O que começou como um qualquer conto vulgar tornou-se realidade em Portugal, onde a economia só começou a recuperar após a intervenção da “troika” durante três anos e enquanto a corrupção mostrou ter tentáculos por vários sectores e níveis da sociedade. Foi no meio desta confusão que, e de acordo com fontes do “El Confidencial”, se tornaram fortes as “microelites forjada nas altas esferas políticas e militares angolanas, com a submissão e subordinação dos sucessivos governos portugueses.”

O mais importante tecido empresarial português está já na mão de capital estrangeiro, sobretudo angolano, chinês e brasileiro. A debilidade financeira foi um estímulo para o capital estrangeiro e desde maio de 2011, início do resgate, que Portugal cede as suas posições em empresas tão importantes e emblemáticas como: a energética GALP, a PT, o BCP, a EDP, o BPI, a ANA, a CIMPOR… quase como que efeito dominó (a TAP está no linha para ser a próxima e, de acordo com a SIC, passará para mãos brasileiras) e é impossível hoje falar delas sem mencionar as ações em posse estrangeira.

Chama à atenção a presença de um grupo seleto de angolanos, fixos no meio acionista, de investimentos, ofertas públicas de aquisição e especulação.

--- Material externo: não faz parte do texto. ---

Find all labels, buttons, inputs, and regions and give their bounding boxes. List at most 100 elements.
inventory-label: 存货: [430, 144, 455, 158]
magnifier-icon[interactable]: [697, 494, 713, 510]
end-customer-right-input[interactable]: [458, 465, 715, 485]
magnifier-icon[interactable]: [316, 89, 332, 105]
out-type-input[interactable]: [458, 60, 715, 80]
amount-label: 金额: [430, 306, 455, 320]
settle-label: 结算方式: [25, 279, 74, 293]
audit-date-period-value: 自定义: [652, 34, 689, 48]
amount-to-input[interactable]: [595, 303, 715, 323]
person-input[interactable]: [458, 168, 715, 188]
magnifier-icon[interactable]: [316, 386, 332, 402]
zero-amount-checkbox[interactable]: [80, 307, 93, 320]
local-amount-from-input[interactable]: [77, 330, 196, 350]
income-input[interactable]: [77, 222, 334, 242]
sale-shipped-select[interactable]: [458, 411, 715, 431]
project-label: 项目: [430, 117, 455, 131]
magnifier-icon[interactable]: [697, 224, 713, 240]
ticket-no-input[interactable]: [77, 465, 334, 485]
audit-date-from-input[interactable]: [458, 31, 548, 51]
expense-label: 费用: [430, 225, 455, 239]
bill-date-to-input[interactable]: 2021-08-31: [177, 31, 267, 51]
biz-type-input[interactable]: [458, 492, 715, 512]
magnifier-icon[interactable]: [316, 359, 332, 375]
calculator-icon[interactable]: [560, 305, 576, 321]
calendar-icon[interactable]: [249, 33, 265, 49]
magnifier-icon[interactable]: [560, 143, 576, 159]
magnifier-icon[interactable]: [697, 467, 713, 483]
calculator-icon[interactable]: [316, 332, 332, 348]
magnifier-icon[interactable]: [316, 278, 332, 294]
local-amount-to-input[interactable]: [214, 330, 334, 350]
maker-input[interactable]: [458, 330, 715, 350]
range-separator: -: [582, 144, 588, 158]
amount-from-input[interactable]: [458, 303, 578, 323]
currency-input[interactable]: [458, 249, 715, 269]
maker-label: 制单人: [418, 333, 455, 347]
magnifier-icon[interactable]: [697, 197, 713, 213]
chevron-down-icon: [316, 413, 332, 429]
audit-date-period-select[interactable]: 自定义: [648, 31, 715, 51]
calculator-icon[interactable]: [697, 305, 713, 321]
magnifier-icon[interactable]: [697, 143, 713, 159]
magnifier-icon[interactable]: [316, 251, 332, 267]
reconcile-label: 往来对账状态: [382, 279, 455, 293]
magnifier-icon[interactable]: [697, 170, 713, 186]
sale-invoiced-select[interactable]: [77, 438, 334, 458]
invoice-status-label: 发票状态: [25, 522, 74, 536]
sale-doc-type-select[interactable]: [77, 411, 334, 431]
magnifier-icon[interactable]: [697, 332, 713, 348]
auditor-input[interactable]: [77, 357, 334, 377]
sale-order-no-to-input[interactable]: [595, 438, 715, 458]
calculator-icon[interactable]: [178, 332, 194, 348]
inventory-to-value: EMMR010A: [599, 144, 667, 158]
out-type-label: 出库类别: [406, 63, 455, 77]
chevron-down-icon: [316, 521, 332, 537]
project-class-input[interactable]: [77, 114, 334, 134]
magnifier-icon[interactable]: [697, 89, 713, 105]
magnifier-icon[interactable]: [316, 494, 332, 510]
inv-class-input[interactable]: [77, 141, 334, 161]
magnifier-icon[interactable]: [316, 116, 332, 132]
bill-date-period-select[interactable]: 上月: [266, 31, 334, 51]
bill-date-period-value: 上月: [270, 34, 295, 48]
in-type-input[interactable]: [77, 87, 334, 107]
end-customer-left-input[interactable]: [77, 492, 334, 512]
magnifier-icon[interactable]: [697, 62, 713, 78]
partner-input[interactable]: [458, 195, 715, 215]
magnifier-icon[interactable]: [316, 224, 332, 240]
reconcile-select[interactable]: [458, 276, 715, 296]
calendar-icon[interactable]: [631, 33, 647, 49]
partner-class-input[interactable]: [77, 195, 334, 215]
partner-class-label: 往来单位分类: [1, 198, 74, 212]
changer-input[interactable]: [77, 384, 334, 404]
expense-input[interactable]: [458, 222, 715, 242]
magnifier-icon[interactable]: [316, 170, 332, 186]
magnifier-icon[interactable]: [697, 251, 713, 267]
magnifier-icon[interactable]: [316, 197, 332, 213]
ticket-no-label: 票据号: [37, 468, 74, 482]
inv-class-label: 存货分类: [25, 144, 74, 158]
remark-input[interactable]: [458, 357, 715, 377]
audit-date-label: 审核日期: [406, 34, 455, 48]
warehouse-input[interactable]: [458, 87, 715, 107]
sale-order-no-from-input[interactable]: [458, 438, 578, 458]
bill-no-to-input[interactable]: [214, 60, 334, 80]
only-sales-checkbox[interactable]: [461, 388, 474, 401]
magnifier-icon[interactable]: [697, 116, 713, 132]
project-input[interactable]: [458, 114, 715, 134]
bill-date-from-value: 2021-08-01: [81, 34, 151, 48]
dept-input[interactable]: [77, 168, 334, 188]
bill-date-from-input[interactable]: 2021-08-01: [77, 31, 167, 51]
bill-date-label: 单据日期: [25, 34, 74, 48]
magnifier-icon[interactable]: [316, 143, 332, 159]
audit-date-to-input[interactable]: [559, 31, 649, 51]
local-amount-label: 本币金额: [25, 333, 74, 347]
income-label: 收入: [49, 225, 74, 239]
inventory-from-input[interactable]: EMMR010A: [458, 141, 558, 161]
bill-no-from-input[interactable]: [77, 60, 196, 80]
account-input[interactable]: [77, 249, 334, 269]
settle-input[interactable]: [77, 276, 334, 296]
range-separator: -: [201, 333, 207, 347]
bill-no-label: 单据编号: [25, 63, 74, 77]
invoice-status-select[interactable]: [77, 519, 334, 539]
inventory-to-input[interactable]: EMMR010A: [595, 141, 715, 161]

As relações luso-angolanas remontam muito atrás, uma vez que Angola foi colónia portuguesa até 1975, mas neste momento os termos da equação mudaram; “As relações têm envolvido uma componente sentimental, numa base de amor-ódio que se vai moldando de acordo com as circunstâncias.” – explicou Celso Filipe, diretor do “Jornal de Negócios” e autor do livro “O poder angolano em Portugal.”

 

 

Petróleo e diamantes na esfera do poder

O homem que enriqueceu tem um nome, José Eduardo do Santos, presidente de Angola desde 1979 e conhecido pela alcunha de ”petroditador”. O país cresceu como quase nenhum outro na última década (cerca de 10% ao ano), sustentado na linha petrolífera (membro da OPEP desde 2007) que representa cerca de 85% do PIB e no negócio dos diamantes (é o 4º maior produtor do mundo), que representa mais 5%. Este país é o mesmo em que quatro em cada dez pessoas vivem abaixo do limiar da pobreza e sete são analfabetas. São estes os números do Banco Mundial e das Nações Unidas que colocam Angola no 147º lugar (de um total de 187) nos índices de desenvolvimento humano.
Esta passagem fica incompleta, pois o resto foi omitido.